A la fin de chaque grande réunion de campagne électorale les candidat(e)s au trône de la monarchie républicaine française y va désormais de sa description de son parcours personnel avec quelques trémolos dans la voix. Il paraît que c’est un moyen efficace de se rapprocher d’un électorat s’éloignant chaque jour davantage du monde politique. En essayant de manière tout à fait inhabituel pour eux de contourner par l’empathie la crise de confiance qui frappe l’ancien monde politique ils essayent de faire « ordinaire ». Le fiasco est au rendez-vous ! Ces séquences renforcent en effet la défiance car elles même si elles sont sincères elles ne franchissent pas la muraille de la défiance installée durablement.

Les élus(e)s à absolument tous les niveaux se retrouvent dans la même situation et même si les enjeux ne sont pas les mêmes, la gangrène de la suspicion sur toutes les actions des représentants élus ronge la démocratie. Elle progresse chaque jour et il est certain que bon nombre d’entre eux rangeront vite leurs illusions pour se retirer de la gestion locale. Au cours du mandat précédent les démissions avaient atteint des sommets et actuellement elles se multiplient surtout dans les rangs des oppositions ou dans ceux des majorités ballottées par les crises. L’absentéisme atteint déjà des niveaux inquiétants. Il faut avouer qu’être élu(e) à n’importe quel niveau procure davantage de haine, de violence, de dangers que d’amitié et de compréhension et de plaisir.

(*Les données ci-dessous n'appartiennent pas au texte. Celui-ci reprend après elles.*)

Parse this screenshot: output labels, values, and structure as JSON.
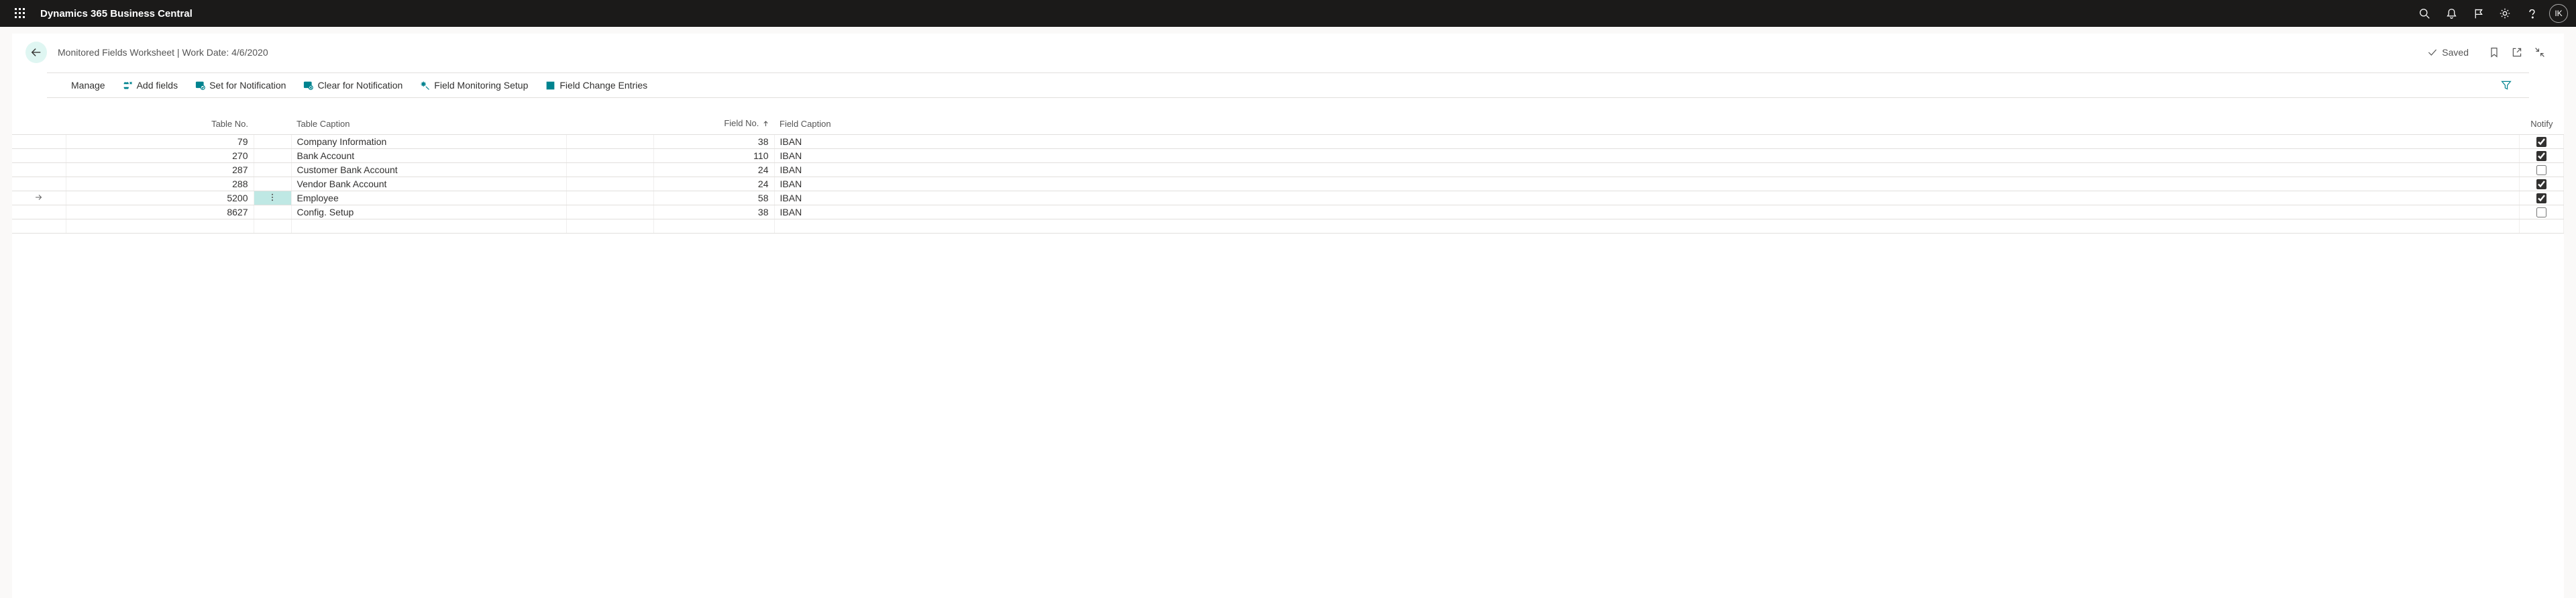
{
  "topbar": {
    "product": "Dynamics 365 Business Central",
    "user_initials": "IK"
  },
  "page": {
    "title": "Monitored Fields Worksheet | Work Date: 4/6/2020",
    "saved_label": "Saved"
  },
  "toolbar": {
    "manage": "Manage",
    "add_fields": "Add fields",
    "set_notification": "Set for Notification",
    "clear_notification": "Clear for Notification",
    "field_monitoring_setup": "Field Monitoring Setup",
    "field_change_entries": "Field Change Entries"
  },
  "table": {
    "columns": {
      "table_no": "Table No.",
      "table_caption": "Table Caption",
      "field_no": "Field No.",
      "field_caption": "Field Caption",
      "notify": "Notify"
    },
    "rows": [
      {
        "table_no": "79",
        "table_caption": "Company Information",
        "field_no": "38",
        "field_caption": "IBAN",
        "notify": true,
        "active": false
      },
      {
        "table_no": "270",
        "table_caption": "Bank Account",
        "field_no": "110",
        "field_caption": "IBAN",
        "notify": true,
        "active": false
      },
      {
        "table_no": "287",
        "table_caption": "Customer Bank Account",
        "field_no": "24",
        "field_caption": "IBAN",
        "notify": false,
        "active": false
      },
      {
        "table_no": "288",
        "table_caption": "Vendor Bank Account",
        "field_no": "24",
        "field_caption": "IBAN",
        "notify": true,
        "active": false
      },
      {
        "table_no": "5200",
        "table_caption": "Employee",
        "field_no": "58",
        "field_caption": "IBAN",
        "notify": true,
        "active": true
      },
      {
        "table_no": "8627",
        "table_caption": "Config. Setup",
        "field_no": "38",
        "field_caption": "IBAN",
        "notify": false,
        "active": false
      }
    ]
  }
}
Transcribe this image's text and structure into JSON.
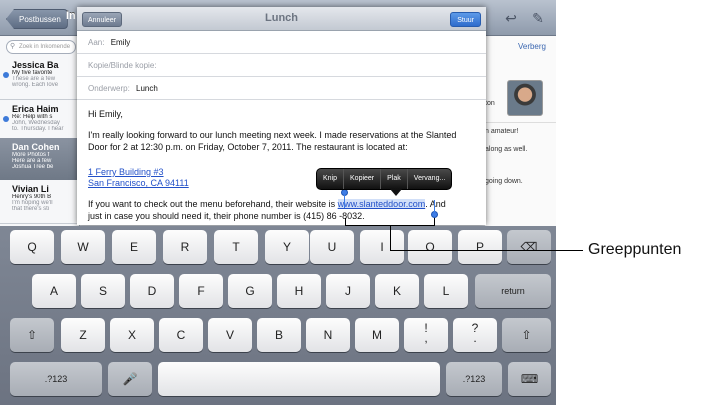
{
  "topbar": {
    "back_label": "Postbussen",
    "inbox_title": "In"
  },
  "sidebar": {
    "search_placeholder": "Zoek in Inkomende",
    "messages": [
      {
        "name": "Jessica Ba",
        "subject": "My five favorite",
        "preview": "These are a few",
        "preview2": "wrong. Each love",
        "unread": true
      },
      {
        "name": "Erica Haim",
        "subject": "Re: Help with s",
        "preview": "John, Wednesday",
        "preview2": "to. Thursday. I hear",
        "unread": true
      },
      {
        "name": "Dan Cohen",
        "subject": "More Photos f",
        "preview": "Here are a few",
        "preview2": "Joshua Tree be",
        "unread": false
      },
      {
        "name": "Vivian Li",
        "subject": "Henry's 90th B",
        "preview": "I'm hoping we'll",
        "preview2": "that there's sti",
        "unread": false
      }
    ]
  },
  "detail": {
    "hide_label": "Verberg",
    "name_fragment": "ton",
    "line1": "n amateur!",
    "line2": "along as well.",
    "line3": "going down."
  },
  "compose": {
    "cancel_label": "Annuleer",
    "title": "Lunch",
    "send_label": "Stuur",
    "to_label": "Aan:",
    "to_value": "Emily",
    "cc_label": "Kopie/Blinde kopie:",
    "subject_label": "Onderwerp:",
    "subject_value": "Lunch",
    "greeting": "Hi Emily,",
    "para1_line1": "I'm really looking forward to our lunch meeting next week. I made reservations at the Slanted",
    "para1_line2": "Door for 2 at 12:30 p.m. on Friday, October 7, 2011. The restaurant is located at:",
    "address1": "1 Ferry Building #3",
    "address2": "San Francisco, CA 94111",
    "para2_pre": "If you want to check out the menu beforehand, their website is ",
    "website": "www.slanteddoor.com",
    "para2_post": ". And",
    "para3": "just in case you should need it, their phone number is (415) 86 -8032."
  },
  "edit_menu": [
    "Knip",
    "Kopieer",
    "Plak",
    "Vervang..."
  ],
  "keyboard": {
    "row1": [
      "Q",
      "W",
      "E",
      "R",
      "T",
      "Y",
      "U",
      "I",
      "O",
      "P"
    ],
    "row2": [
      "A",
      "S",
      "D",
      "F",
      "G",
      "H",
      "J",
      "K",
      "L"
    ],
    "row3": [
      "Z",
      "X",
      "C",
      "V",
      "B",
      "N",
      "M"
    ],
    "return_label": "return",
    "numbers_label": ".?123",
    "excl": "!",
    "quest": "?",
    "comma": ",",
    "period": "."
  },
  "callout": {
    "label": "Greeppunten"
  }
}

J’avoue que même pour moi qui me suis retiré de tout mandat et de toute action politique la situation devient intenable. Mon moral chancelle parfois quand je reçois de plein fouet des messages qui reflètent encore et toujours cette idée qu’aucun élu ne peut pas avoir eu un parcours aussi sincère que possible. Ils colportent indirectement ou directement des appréciations standardisées sans aucune nuance, sans connaître la réalité des actions que vous avez pu mener. Je vis dans la hantise de me retrouver un jour au banc des accusés et de me débattre dans cette toile d’araignée qui récupère des bribes de vie publique pour constituer une illustration du « tous pourris ». Le pire c’est que ça ne sert absolument à rien de répondre car les auteurs ne sachant rien des réalités continuent sur leurs certitudes d’autant plus sévères qu’ils ne se sont jamais exposés dans l’action au service des autres.

J’ai été récemment frappé moralement par le suicide du Maire récemment élu de Rezé (44). Il s’es pendu dans l’Hôtel de ville. Ancien adjoint au Maire en charge de la citoyenneté (2014-2020), cet instituteur , ex-président de l’Amicale laïque, directeur d’école publique était devenu maire en 2020. Il avait 56 ans et était reconnu pour son investissement déterminé en faveur de la laïcité, la démocratie, la justice sociale, la fraternité et l’éducation populaire. Je me retrouve en lui.  Victime d’une campagne organisée de lettres anonymes sur sa famille et ses proches il n’a pas tenu et s’est pendu. Il est parti sans que sa disparition change quoi que ce soit à la litanie des conneries débitées sur l’engagement des élu(e)s locaux, sur leurs indemnités, sur leur manière de gérer… Un mort dont on parle moins que celui qui a été abattu à la Gare du Nord. 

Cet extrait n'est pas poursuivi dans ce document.